Here is an illustration of unsafe Java code that is susceptible to XXE attack:

However, this is simply avoidable by including some code to deactivate DOCTYPES:

Preventing XXE in PHP

As you are all likely aware, PHP is one of the most widely used server-side languages available. Due to its widespread use in online applications, it is the ideal target for malicious attacks.

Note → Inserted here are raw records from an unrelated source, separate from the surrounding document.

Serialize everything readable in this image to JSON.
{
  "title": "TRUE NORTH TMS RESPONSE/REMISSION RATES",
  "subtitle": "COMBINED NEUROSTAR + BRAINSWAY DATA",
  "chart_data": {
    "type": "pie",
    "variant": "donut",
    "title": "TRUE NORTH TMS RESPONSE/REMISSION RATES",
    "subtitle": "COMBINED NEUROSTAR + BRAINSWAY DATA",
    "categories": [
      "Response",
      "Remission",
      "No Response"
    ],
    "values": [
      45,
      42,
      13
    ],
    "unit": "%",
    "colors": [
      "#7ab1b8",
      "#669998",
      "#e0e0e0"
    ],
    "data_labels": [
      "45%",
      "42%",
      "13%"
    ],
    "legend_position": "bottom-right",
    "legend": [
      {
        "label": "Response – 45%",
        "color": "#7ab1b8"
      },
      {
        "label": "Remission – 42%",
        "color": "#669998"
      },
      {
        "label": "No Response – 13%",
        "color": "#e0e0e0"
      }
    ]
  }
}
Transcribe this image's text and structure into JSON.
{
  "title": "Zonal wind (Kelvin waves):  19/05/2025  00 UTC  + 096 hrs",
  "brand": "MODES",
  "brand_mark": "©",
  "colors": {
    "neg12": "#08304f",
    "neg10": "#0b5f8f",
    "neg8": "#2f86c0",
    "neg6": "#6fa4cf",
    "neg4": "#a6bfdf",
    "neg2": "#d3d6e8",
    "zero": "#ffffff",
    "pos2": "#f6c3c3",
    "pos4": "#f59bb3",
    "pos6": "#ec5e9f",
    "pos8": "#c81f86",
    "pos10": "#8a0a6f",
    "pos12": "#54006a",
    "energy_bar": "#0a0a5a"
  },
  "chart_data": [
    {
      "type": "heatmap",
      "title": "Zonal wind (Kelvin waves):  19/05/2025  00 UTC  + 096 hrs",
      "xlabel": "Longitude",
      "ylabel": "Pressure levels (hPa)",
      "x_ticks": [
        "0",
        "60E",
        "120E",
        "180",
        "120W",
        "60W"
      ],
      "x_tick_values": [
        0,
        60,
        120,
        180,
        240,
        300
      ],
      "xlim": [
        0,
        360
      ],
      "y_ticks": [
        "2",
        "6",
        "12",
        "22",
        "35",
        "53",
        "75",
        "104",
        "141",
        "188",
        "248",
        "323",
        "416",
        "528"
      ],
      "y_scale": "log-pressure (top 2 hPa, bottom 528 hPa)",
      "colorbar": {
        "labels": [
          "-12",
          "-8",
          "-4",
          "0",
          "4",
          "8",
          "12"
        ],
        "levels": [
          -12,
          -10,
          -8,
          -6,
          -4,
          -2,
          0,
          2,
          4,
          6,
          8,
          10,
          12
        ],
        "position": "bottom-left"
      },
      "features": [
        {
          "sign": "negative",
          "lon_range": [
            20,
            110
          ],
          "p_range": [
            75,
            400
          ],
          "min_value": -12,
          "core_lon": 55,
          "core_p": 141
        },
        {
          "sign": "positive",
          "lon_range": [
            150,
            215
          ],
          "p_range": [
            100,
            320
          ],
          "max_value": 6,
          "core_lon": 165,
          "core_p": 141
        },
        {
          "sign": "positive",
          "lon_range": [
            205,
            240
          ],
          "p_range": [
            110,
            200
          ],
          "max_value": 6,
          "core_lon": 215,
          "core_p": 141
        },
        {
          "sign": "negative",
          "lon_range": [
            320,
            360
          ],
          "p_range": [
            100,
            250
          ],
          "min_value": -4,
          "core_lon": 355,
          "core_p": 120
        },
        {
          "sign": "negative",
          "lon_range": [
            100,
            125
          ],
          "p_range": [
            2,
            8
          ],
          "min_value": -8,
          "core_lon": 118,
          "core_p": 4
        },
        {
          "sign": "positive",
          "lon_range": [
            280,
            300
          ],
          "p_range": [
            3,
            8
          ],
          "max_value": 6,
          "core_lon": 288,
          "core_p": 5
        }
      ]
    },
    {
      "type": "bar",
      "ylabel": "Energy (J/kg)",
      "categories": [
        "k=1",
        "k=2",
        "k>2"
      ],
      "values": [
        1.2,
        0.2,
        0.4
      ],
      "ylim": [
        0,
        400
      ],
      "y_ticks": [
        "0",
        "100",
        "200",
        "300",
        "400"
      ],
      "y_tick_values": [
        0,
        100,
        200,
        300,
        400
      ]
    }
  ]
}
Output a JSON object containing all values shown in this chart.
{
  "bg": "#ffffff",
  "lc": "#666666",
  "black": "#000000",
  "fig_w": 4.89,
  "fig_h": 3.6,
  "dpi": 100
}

Due to its frequent use with PHP, this is particularly true with XML processing. However, the good news is that XXE attack avoidance is a rather simple thing to design. All you need to do to use PHP's built-in XML Parser is to add the line of code shown below to your code:

This keeps your application secure by disabling the ability to load external things.

Extra Prevention Advice

Here are some broad recommendations to assist you to avoid XXE:

Disable DTDs manually. Configure your apps' XML parsers to disallow custom document type declarations (DTDs). Since the majority of programs don't utilize DTDs, this shouldn't affect functionality but may thwart XXE attempts.
Make your Application Server Instrumented. Add checkpoints to specified sections of your code to track how it is being executed at runtime and to identify and stop classes involved in XML processing. This can handle any XML parsers you might have forgotten to include in your application's code and guard against the worst XXE attacks that result in remote code execution.
Deploying Security Technologies into Action. Clear XXE inputs can be blocked by built-in rules in Web Application Firewalls (WAF). Early in the development phase, XXE vulnerabilities may be checked for and suggested fixes using Dynamic Application Security Testing (DAST) technologies.
Strengthening the Setup Against XXE. The standard recommended approaches for application hardening will still work against XXE. Limit access rights, check all inputs to make sure XML processing logic is not reached, deal with failures, employ authentication and encryption, restrict outbound traffic, and restrict DNS communications.

Conclusion

Attackers' effective use of XXE Vulnerabilities has a significant impact. Not only will application availability be compromised, but a huge gateway will be established for various types of cyber-attacks and data theft.
The web security of applications cannot be strengthened without protecting applications from XML External Entity Vulnerabilities.
Using and correctly setting a decent XML parser, as well as guaranteeing input validation, appropriate error handling, and reducing filesystem permissions, one may easily prevent XXE assaults, even though they constitute a significant danger.